The subtitle of Politico's new essential report on American foreign relations, and just what our allies think regarding foreign policy generally, and Trump specifically, sums up, well, everything; It’s Worse Than You Think.
What is it now?
“Without fail, they just had wide eyes about the entire engagement,” the former official told me. Even if few took his martial bluster about Venezuela seriously, Trump struck them as uninformed about their issues and dangerously unpredictable, asking them to expend political capital on behalf of a U.S. that no longer seemed a reliable partner. “The word they all used was: ‘This guy is insane.’”
Okay. We use that word (insane) rather often around here, but keep in mind that these are diplomats from Latin America, our allies, who had to know their words would hit the press. They’re talking to Politico! They appear just fine with not speaking ...diplomatically? That has to mean it’s a message.
Prepare yourself, we press on.
Seasoned diplomats who have seen Trump up close throw around words like “catastrophic,” “terrifying,” “incompetent” and “dangerous.” In Berlin this spring, I listened to a group of sober policy wonks debate whether Trump was merely a “laughingstock” or something more dangerous. Virtually all of those from whom I’ve heard this kind of ranting are leaders from close allies and partners of the United States. That experience is no anomaly. “If only I had a nickel for every time a foreign leader has asked me what the hell is going on in Washington this year … ” says Richard Haass, a Republican who served in senior roles for both Presidents Bush.

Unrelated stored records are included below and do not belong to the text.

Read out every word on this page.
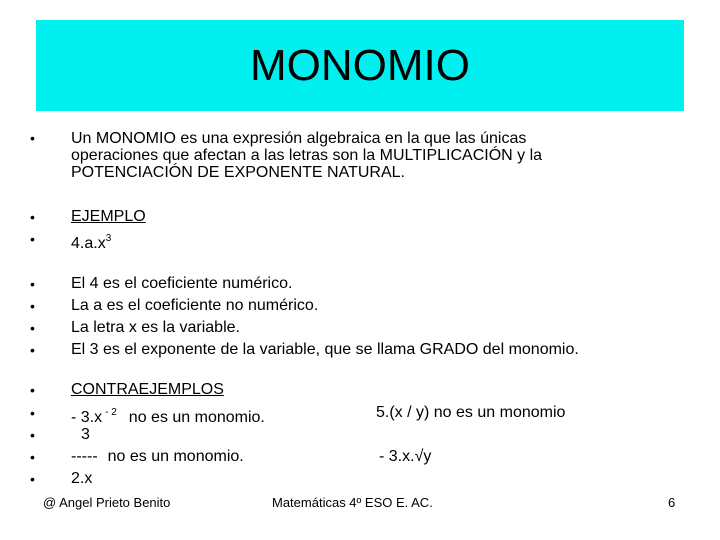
MONOMIO
• Un MONOMIO es una expresión algebraica en la que las únicas
operaciones que afectan a las letras son la MULTIPLICACIÓN y la
POTENCIACIÓN DE EXPONENTE NATURAL.
• EJEMPLO
• $4.a.x^3$
• El 4 es el coeficiente numérico.
• La a es el coeficiente no numérico.
• La letra x es la variable.
• El 3 es el exponente de la variable, que se llama GRADO del monomio.
• CONTRAEJEMPLOS
• - 3.x $^{- 2}$ no es un monomio.	5.(x / y) no es un monomio
•	3
• ----- no es un monomio.	- 3.x.√y
• 2.x
@ Angel Prieto Benito	Matemáticas 4º ESO E. AC.	6
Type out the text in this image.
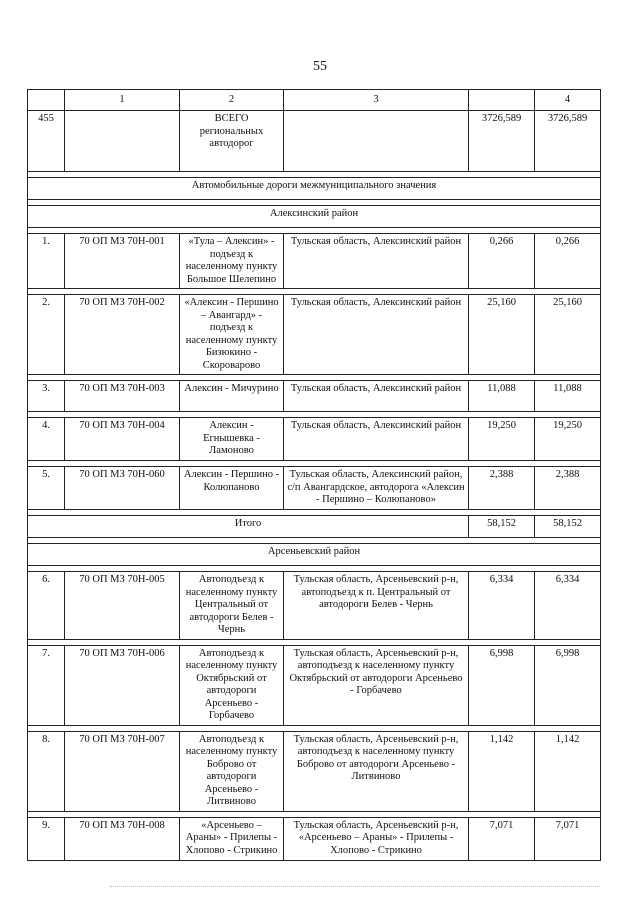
55
	1	2	3		4
455		ВСЕГО региональных автодорог		3726,589	3726,589

Автомобильные дороги межмуниципального значения					

Алексинский район					

1.	70 ОП МЗ 70Н-001	«Тула – Алексин» - подъезд к населенному пункту Большое Шелепино	Тульская область, Алексинский район	0,266	0,266

2.	70 ОП МЗ 70Н-002	«Алексин - Першино – Авангард» - подъезд к населенному пункту Бизюкино - Скороварово	Тульская область, Алексинский район	25,160	25,160

3.	70 ОП МЗ 70Н-003	Алексин - Мичурино	Тульская область, Алексинский район	11,088	11,088

4.	70 ОП МЗ 70Н-004	Алексин - Егнышевка - Ламоново	Тульская область, Алексинский район	19,250	19,250

5.	70 ОП МЗ 70Н-060	Алексин - Першино - Колюпаново	Тульская область, Алексинский район, с/п Авангардское, автодорога «Алексин - Першино – Колюпаново»	2,388	2,388

Итого				58,152	58,152

Арсеньевский район					

6.	70 ОП МЗ 70Н-005	Автоподъезд к населенному пункту Центральный от автодороги Белев - Чернь	Тульская область, Арсеньевский р-н, автоподъезд к п. Центральный от автодороги Белев - Чернь	6,334	6,334

7.	70 ОП МЗ 70Н-006	Автоподъезд к населенному пункту Октябрьский от автодороги Арсеньево - Горбачево	Тульская область, Арсеньевский р-н, автоподъезд к населенному пункту Октябрьский от автодороги Арсеньево - Горбачево	6,998	6,998

8.	70 ОП МЗ 70Н-007	Автоподъезд к населенному пункту Боброво от автодороги Арсеньево - Литвиново	Тульская область, Арсеньевский р-н, автоподъезд к населенному пункту Боброво от автодороги Арсеньево - Литвиново	1,142	1,142

9.	70 ОП МЗ 70Н-008	«Арсеньево – Араны» - Прилепы - Хлопово - Стрикино	Тульская область, Арсеньевский р-н, «Арсеньево – Араны» - Прилепы - Хлопово - Стрикино	7,071	7,071
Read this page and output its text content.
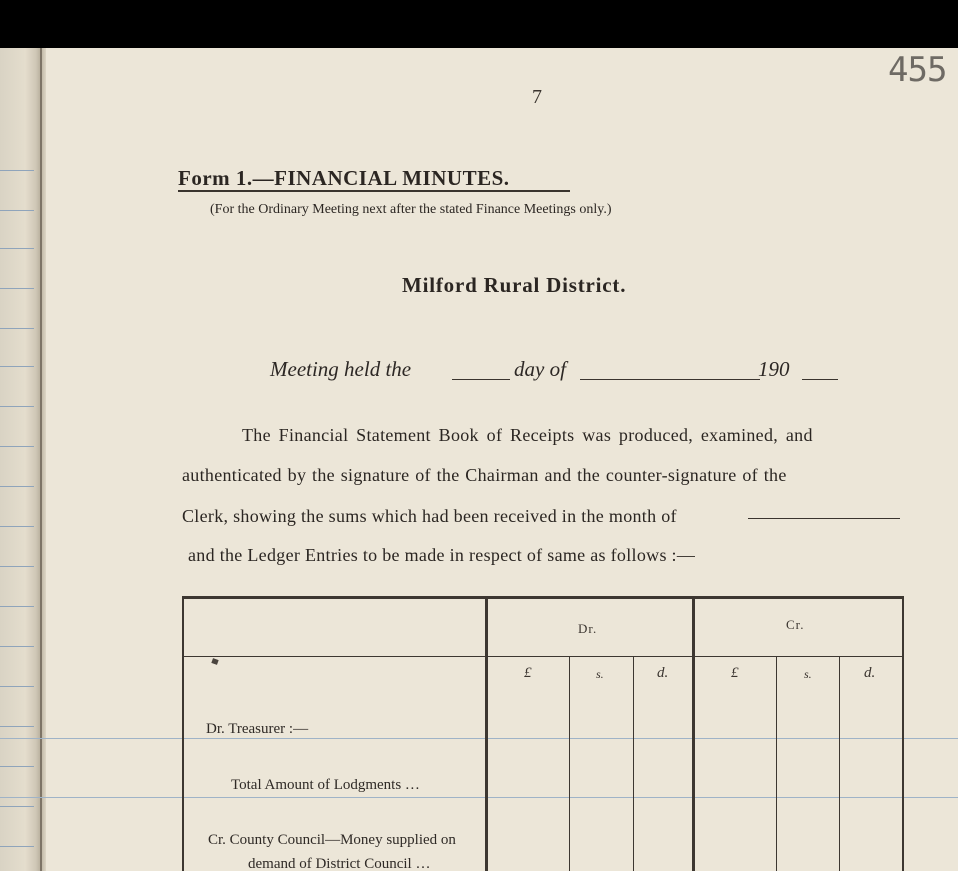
455
7
Form 1.—FINANCIAL MINUTES.
(For the Ordinary Meeting next after the stated Finance Meetings only.)
Milford Rural District.
Meeting held the	day of	190
The Financial Statement Book of Receipts was produced, examined, and
authenticated by the signature of the Chairman and the counter-signature of the
Clerk, showing the sums which had been received in the month of
and the Ledger Entries to be made in respect of same as follows :—
Dr.	Cr.
£	s.	d.	£	s.	d.
Dr. Treasurer :—
Total Amount of Lodgments …
Cr. County Council—Money supplied on
demand of District Council …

Our friends think he is “catastrophic” and “dangerous.” Have we ever been somewhat mollified by the fact that the American president is “incompetent” because it’s more likely he can’t do what he wants? The article references that Trump’s own team thinks he’s largely irrelevant. Is that good? I dunno, probably. The other startling — but then obvious — fact is that with respect to the foreign policy positions, the people joining the administration do so in order to STOP it, not carry out its wishes.
Think about how bad it has to be for people to feel called to stop the president from the inside. Where they can call our allies and say “don’t worry, the president’s not in charge.” How comforting.
And, as the article notes, the fact that this doesn’t exactly surprise us anymore, doesn’t mean we still shouldn’t be shocked, taken aback, and angered. “Angered” is my word, but it does fit right there.
My last paragraph goes to Kush because this is just, well:
Kushner was “very dismissive” about the role of international institutions and alliances and uninterested in the European’s recounting of how closely the United States had stood together with Western Europe since World War II. “He told me, ‘I’m a businessman, and I don’t care about the past. Old allies can be enemies, or enemies can be friends.’ So, the past doesn’t count,” the official recalled. “I was taken aback. It was frightening.”
Sweet baby Jesus, “I don’t care about the past”? The only people who would say that are those wholly outside the grasp of adulthood.
Jared Kushnes is a sniveling little shit who needed a million dollar scholarship to get into Harvard, has done little of note in his life prior to his impending arrest, and he’s talking about him “being a business man ...the past doesn’t count.”
Kush, you’re going to find out real soon that YOUR past definitely counts, counts by months served. It also counts in business, especially if you have a contract. I hope our “contract” with NATO does a little better than 666th Fifth Ave. And does anyone have a doubt which country he’s surely referring to as “enemies can be friends”?